Funny. He offers no suggestions for where the money is going. I will help him. It’s systemic corruption.
He also spends 80 per cent of the article on poor schools while not mentioning the poorly performing rich ones. Chula, Thammasat, etc are all crap institutions as well, but how could he criticise the rich without getting himself into serious trouble.
Fex Bluse
Each student receives a case of free milk from Prayut, every year. I always found that gesture very kind.
mok199
This is all about saving money, not about improving the standards.
It’s all very well to consolidate schools but no mention of the extra hardship for poor parents getting their kids to school on dangerous roads over greater distances.
They are avoiding the main problem and that is underfunding of education!

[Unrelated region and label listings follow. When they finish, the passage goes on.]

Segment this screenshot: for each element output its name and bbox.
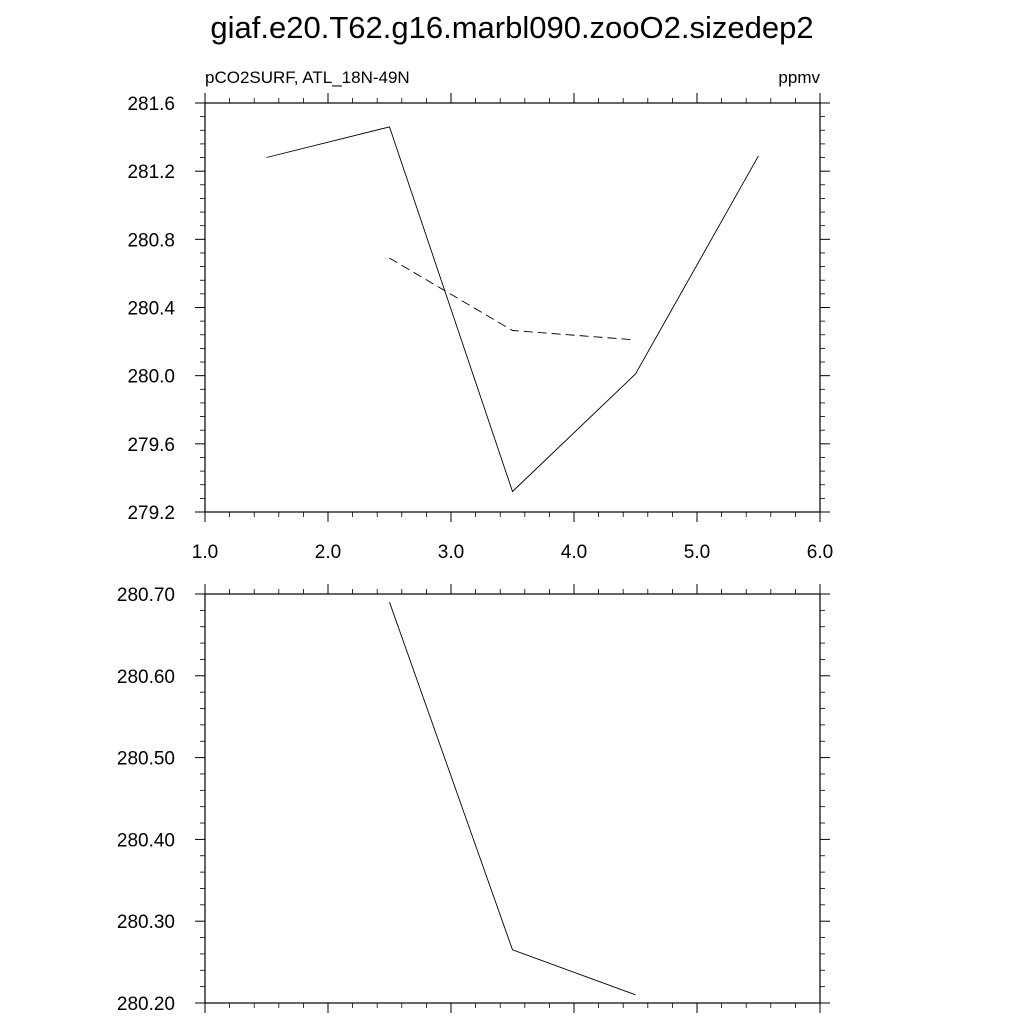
bottom-series-0-solid-line [389, 602, 636, 996]
top-x-tick-label: 5.0 [684, 542, 710, 563]
top-x-tick-label: 1.0 [192, 542, 218, 563]
top-x-tick-label: 3.0 [438, 542, 464, 563]
top-series-1-dashed-line [389, 257, 636, 341]
top-panel: 1.0 2.0 3.0 4.0 5.0 6.0 279.2 279.6 280.0 280.4 28… [127, 93, 833, 563]
top-y-tick-label: 279.6 [127, 435, 175, 456]
bottom-y-tick-label: 280.20 [117, 994, 175, 1015]
top-y-tick-label: 280.0 [127, 367, 175, 388]
bottom-panel: 280.20 280.30 280.40 280.50 280.60 280.70 [117, 584, 830, 1015]
top-right-subtitle: ppmv [778, 68, 820, 87]
bottom-plot-frame [204, 593, 821, 1004]
top-series-0-solid-line [266, 126, 759, 493]
chart-title: giaf.e20.T62.g16.marbl090.zooO2.sizedep2 [210, 10, 813, 45]
bottom-y-tick-label: 280.40 [117, 830, 175, 851]
top-plot-frame [204, 102, 821, 513]
top-y-tick-label: 281.6 [127, 94, 175, 115]
bottom-y-tick-label: 280.60 [117, 667, 175, 688]
top-y-tick-label: 280.8 [127, 230, 175, 251]
top-y-tick-label: 279.2 [127, 503, 175, 524]
bottom-y-tick-label: 280.30 [117, 912, 175, 933]
top-y-tick-label: 280.4 [127, 299, 175, 320]
bottom-y-tick-label: 280.70 [117, 585, 175, 606]
bottom-y-tick-label: 280.50 [117, 749, 175, 770]
top-y-tick-label: 281.2 [127, 162, 175, 183]
top-x-tick-label: 2.0 [315, 542, 341, 563]
top-x-tick-label: 6.0 [807, 542, 833, 563]
top-x-tick-label: 4.0 [561, 542, 587, 563]
top-left-subtitle: pCO2SURF, ATL_18N-49N [205, 68, 410, 87]
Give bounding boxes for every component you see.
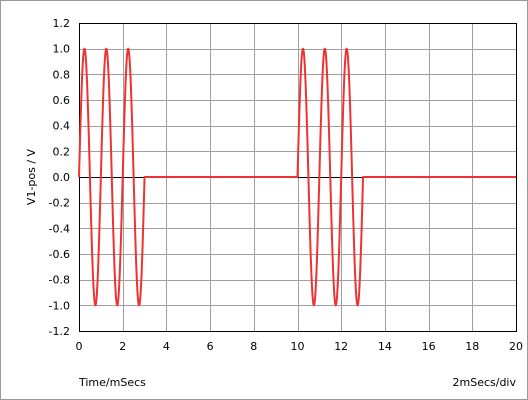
y-tick-labels: 1.2 1.0 0.8 0.6 0.4 0.2 0.0 -0.2 -0.4 -0.6 -0.8 -1.… (49, 17, 70, 338)
y-tick-label: 0.8 (53, 68, 71, 81)
x-tick-label: 18 (465, 340, 479, 353)
x-tick-label: 2 (119, 340, 126, 353)
y-tick-label: -1.2 (49, 325, 70, 338)
x-tick-label: 6 (207, 340, 214, 353)
x-scale-label: 2mSecs/div (453, 376, 517, 389)
x-tick-label: 14 (378, 340, 392, 353)
y-tick-label: -0.4 (49, 222, 70, 235)
plot-traces (78, 47, 516, 307)
y-tick-label: 1.2 (53, 17, 71, 30)
y-tick-label: -0.8 (49, 274, 70, 287)
y-tick-label: -1.0 (49, 299, 70, 312)
x-tick-label: 12 (334, 340, 348, 353)
y-axis-title: V1-pos / V (25, 148, 38, 205)
y-tick-label: 1.0 (53, 43, 71, 56)
x-tick-labels: 0 2 4 6 8 10 12 14 16 18 20 (76, 340, 524, 353)
y-tick-label: 0.6 (53, 94, 71, 107)
x-tick-label: 4 (163, 340, 170, 353)
y-tick-label: -0.6 (49, 248, 70, 261)
x-tick-label: 0 (76, 340, 83, 353)
x-tick-label: 20 (509, 340, 523, 353)
y-tick-label: 0.0 (53, 171, 71, 184)
x-tick-label: 8 (250, 340, 257, 353)
x-tick-label: 16 (422, 340, 436, 353)
y-tick-label: -0.2 (49, 197, 70, 210)
x-tick-label: 10 (291, 340, 305, 353)
x-axis-title: Time/mSecs (78, 376, 146, 389)
y-tick-label: 0.4 (53, 120, 71, 133)
trace-line (78, 47, 516, 307)
y-tick-label: 0.2 (53, 145, 71, 158)
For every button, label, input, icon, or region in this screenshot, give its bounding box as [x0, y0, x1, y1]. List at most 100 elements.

Low pay rates for teachers and a shameful lack of educational materials for schools. It has been shown that smaller class numbers are beneficial since each student gets more individual attention. In contrast larger classes allow weak students to fall behind. 
xerostar
Wait for some government official to announce soon that the problem of educational inequality will be solved by the end of the month. Don’t Thais often look down on and laugh at Cambodians?
Hope they can see the table..
Chippy151
How amazingly uninformed of The World Bank. Their first suggestion should be that Thailand might make education compulsory to begin with.
robsamui
Thailand’s education is not underfunded. The budget is very, very high. In fact it is the highest among all ministries in Thailand at Bt523 billion for 2019. And it’s one of the highest in the world, believe it or not. You can easily find it on government website page 72 (it’s in English!)
http://www.bb.go.th/en/topic-detail.php?id=8562&mid=456&catID=0. The main problem still lies in corruption and failure to overhaul the education curriculum. So we are stuck in a cycle of mediocre teachers using a low-quality curriculum. By the time funding trickles down to where it’s needed the most, it’s chump change. For the past decades, no prime minister has shown devotion in trying to change that. We had a PM who thought that buying tablet PCs would make students smarter, we had one who thought that decking out a classroom with state of the art equipment would make a difference, and we have a current one who wants to keep the status quo.